The Strand Theatre, sometimes known as the 1918 Strand Theatre, at 647 Fulton Street and Rockwell Place, adjacent to Brooklyn Academy of Music's Harvey Theatre, was a vaudeville house that is currently home to BRIC and UrbanGlass following a two-year renovation from 2011 to 2013.

==History==
The theatre was built for vaudeville with a maximum capacity of nearly 4,000 by architect Thomas W. Lamb, and was constructed by the T.A. Clark Construction Company, and hosted talent including Houdini. Following the demise of vaudeville, it was converted into a movie theater. From 1920 to 1927 the theatre was managed by Edward L. Hyman, a popular exhibitionist that attracted audiences with his elaborate musical productions.

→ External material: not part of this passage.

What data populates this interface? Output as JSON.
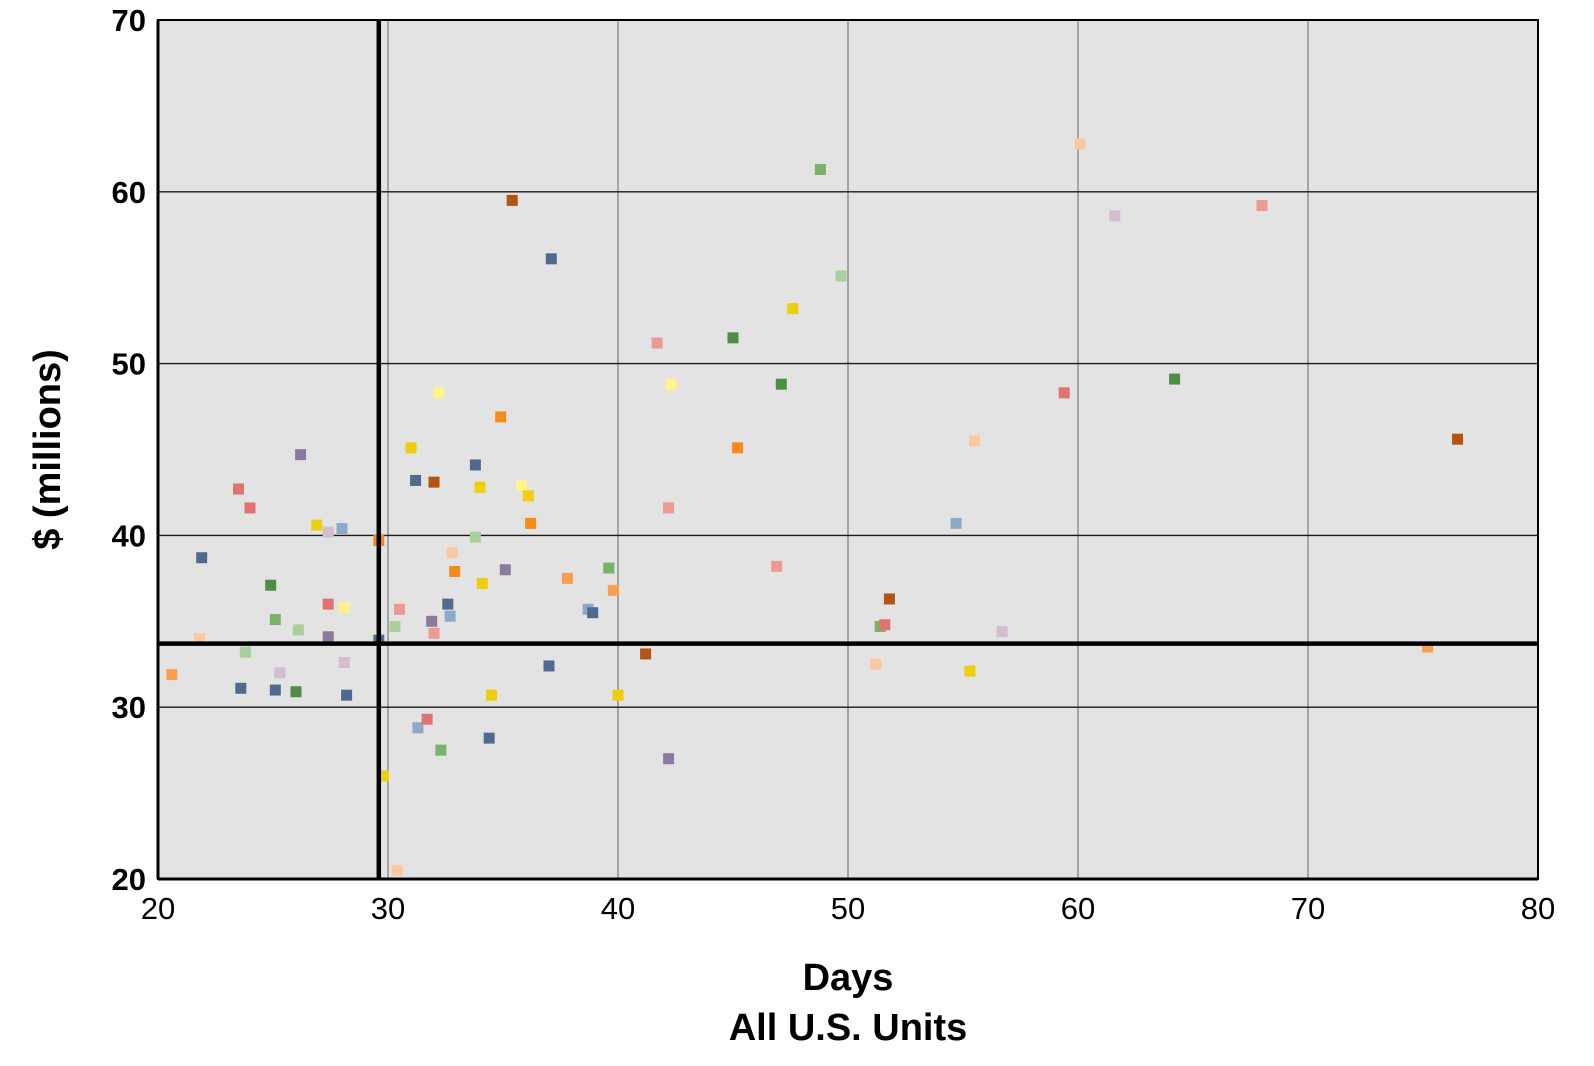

The theater was affiliated with Warner Brothers in the 1940s prior to its sale to Fabian Theaters in 1948. In 1953 it became Alfredo Salmaggi's opera company's home. It also spent time as a bowling alley and a print shop. Subsequent to that, it was gutted internally and converted into a glass factory when the city took it over due to tax foreclosure, which it remained until early in the 20th century when UrbanGlass moved in 1991 and BRIC followed suit in 1993. When a printing company that operated on the first floor left in the mid 1990s, UrbanGlass and BRIC began discussions of renovating the space.